In a letter addressed to House Speaker Paul Ryan, President Donald Trump announced he is canceling a pay raise that most civilian federal employees were due to receive in January. The president cited budgetary constraints.
"Under current law, locality pay increases averaging 25.70 percent, costing $25 billion, would go into effect in January 2019, in addition to a 2.01 percent across-the-board increase for the base General Schedule. We must maintain efforts to put our Nation on a fiscally sustainable course, and Federal agency budgets cannot sustain such increases," the president's letter read in part.
The president added that he’s determined that for 2019 “both across-the-board pay increases and locality pay increases will be set at zero.”
The president's critics say his reasons for the cancellation are disingenuous.
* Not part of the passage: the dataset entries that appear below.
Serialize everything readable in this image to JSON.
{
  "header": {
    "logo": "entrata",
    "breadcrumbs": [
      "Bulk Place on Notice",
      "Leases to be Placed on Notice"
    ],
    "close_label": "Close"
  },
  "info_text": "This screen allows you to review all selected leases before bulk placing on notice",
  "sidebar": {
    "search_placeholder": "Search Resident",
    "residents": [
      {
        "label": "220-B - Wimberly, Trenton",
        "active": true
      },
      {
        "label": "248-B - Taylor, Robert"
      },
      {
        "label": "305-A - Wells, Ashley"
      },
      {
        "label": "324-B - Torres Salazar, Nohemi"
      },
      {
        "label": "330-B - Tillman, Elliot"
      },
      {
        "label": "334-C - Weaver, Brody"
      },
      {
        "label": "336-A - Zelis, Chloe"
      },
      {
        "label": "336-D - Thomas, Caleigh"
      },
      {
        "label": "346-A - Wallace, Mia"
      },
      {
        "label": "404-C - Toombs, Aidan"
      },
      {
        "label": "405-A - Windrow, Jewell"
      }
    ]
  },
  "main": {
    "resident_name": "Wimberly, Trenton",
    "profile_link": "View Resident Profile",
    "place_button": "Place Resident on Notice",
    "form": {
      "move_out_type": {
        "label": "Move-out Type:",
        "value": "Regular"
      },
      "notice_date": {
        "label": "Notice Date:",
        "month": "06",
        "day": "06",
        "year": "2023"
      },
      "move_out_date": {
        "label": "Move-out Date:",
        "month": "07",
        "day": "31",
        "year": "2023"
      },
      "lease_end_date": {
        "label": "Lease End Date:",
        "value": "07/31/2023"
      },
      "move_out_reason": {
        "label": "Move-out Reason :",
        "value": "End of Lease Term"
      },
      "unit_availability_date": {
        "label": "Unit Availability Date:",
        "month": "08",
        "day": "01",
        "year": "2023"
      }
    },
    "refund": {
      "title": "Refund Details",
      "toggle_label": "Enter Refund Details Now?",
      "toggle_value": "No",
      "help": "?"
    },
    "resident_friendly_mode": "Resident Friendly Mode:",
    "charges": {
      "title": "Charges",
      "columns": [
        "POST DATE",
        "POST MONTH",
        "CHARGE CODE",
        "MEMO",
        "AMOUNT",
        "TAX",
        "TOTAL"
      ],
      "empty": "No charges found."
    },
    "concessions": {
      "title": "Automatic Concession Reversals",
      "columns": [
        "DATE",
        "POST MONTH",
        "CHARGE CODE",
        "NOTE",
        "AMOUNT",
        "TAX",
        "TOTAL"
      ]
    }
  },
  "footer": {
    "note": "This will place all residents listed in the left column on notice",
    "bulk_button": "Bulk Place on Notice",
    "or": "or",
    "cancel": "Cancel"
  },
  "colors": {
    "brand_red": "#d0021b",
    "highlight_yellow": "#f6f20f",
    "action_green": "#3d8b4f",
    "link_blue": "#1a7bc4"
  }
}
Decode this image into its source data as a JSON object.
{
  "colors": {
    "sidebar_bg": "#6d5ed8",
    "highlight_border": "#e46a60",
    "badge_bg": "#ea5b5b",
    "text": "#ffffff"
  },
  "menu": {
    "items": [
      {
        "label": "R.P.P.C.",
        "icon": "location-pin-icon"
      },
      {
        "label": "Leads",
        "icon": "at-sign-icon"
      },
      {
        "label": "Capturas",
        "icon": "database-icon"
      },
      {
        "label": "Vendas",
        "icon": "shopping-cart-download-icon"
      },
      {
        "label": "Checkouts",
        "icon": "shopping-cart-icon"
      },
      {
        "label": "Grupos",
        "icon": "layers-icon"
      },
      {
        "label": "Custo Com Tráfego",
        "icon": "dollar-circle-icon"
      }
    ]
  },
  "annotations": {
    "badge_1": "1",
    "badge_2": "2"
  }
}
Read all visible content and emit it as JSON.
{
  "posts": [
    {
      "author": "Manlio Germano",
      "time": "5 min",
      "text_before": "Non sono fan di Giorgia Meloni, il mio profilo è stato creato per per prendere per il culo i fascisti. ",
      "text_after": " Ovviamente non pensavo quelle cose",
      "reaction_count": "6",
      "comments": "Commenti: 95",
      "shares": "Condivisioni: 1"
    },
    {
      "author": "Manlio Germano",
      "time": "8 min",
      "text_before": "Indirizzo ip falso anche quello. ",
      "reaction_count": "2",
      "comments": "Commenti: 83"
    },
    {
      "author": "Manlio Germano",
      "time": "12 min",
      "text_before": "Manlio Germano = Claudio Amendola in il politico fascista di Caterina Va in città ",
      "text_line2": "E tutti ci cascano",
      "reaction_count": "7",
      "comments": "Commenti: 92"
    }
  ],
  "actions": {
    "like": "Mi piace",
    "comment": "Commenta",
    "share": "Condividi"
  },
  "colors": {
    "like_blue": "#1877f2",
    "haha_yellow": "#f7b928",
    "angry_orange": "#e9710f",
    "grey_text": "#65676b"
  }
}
Bloomberg reporter Sahil Kapur noted that, by contrast, the president's tax plan, per a report from the Congressional Budget Office, is projected to cost the Treasury "an average of $190 billion each year for the next decade."
Representative Eric Swalwell (D-CA) criticized the move, saying that "hard-working federal employees" do more the United States than billionaires who benefit from enormous tax cuts.
Former U.S. Attorney General Eric Holder also weighed in and wondered how much the president benefited from his own tax proposal.
The president was also heavily criticized by progressive military advocacy organization VoteVets. In a statement, Will Fischer, an Iraq War veteran and VoteVet's Director of Government Outreach, called the move "simply obscene."
"Our hard-working veterans sacrificed for this country, and at a time when wages are stagnant and inflation is on the horizon, it is simply cruel to cancel that so many of these veterans in the workforce were depending on," he said.
Jordan Uhl, the political commentator and host of the podcast "Rust Belt to Beltway," pointed out that the decision to cancel a federal pay raise is an audacious one, particularly for a president who has taken so many vacations that the Secret Service is concerned it will run out of money.
In May, the Trump administration proposed $143.5 billion in cuts to federal employee compensation, which included a significant decrease in retirement funding. The president also signed executive orders which made it easier to fire civilian employees and cut down on union activity. On Saturday, a federal judge invalidated many of the provisions of those executive orders.
There has already been concern that Trump's decision could imperil the re-election of Representative Barbara Comstock (R-VA), whose district is home to tens of thousands of government employees. Comstock has not commented on the announcement.
There was a three-year pay freeze from 2011 through 2013 under President Barack Obama, which Congress authorized. Obama attempted to end the freeze in 2012 through an executive order but lawmakers overturned it through legislation and the president signed. Lawmakers had extended the freeze to avoid a government shutdown.
The president has often claimed that he and his administration will reduce the federal deficit. However, his policies have proven to have the opposite effect.
For example, the Trump administration has also come under fire for last month's decision to provide upward of $12 billion in emergency aid for the agriculture industry and the farmers––many of whom voted for the president––who’ve been impacted the hardest by his tariffs.
Agriculture groups and lawmakers contend that the administration’s tariffs have prompted U.S. trading partners to retaliate by imposing tariffs of their own on products like pork and soybeans.
Trump has levied tariffs of 25 percent on imported steel and 10 percent on aluminum and has already levied tariffs of 25 percent on $50 billion worth of Chinese imports, of which $34 billion in tariffs have gone into effect and another 16 percent will go into effect in short order.
Many believe the president doesn't actually understand what tariffs are and how they operate, citing the following tweet he issued last month, in which proclaimed: "Tariffs are the greatest!"
Tariffs are taxes on imports or exports between sovereign states. In the United States, many tariffs are paid at the time of entry into the country via a U.S. customs broker or agent, and that doesn’t necessarily account for duties and fees that may apply to the import.
Trump’s tweet comes as the U.S. and China spar tensely after Trump announced an additional $200 billion in tariffs on Chinese goods, in an attempt to get businesses to use less Chinese-produced goods and opt for goods made in the U.S. or by allies with whom the country has less precarious trade relationships.
These tariffs don’t benefit the U.S. or, as Trump puts it, “the piggy bank that’s being robbed.” The tariffs actually result in production cost increases for businesses that use imported Chinese products. These increases happen because businesses either must use more expensive domestic parts or pay more for the finished products.
Trump’s tariffs also focus on intermediary goods, or parts, which many small-to-medium-sized U.S. businesses use to make finished products. Consequently, the increased cost of parts place businesses into positions where they must either raise prices on their goods and pass the cost on to the consumer, reduce their workforce, or shutter U.S. operations and move overseas to avoid tariffs.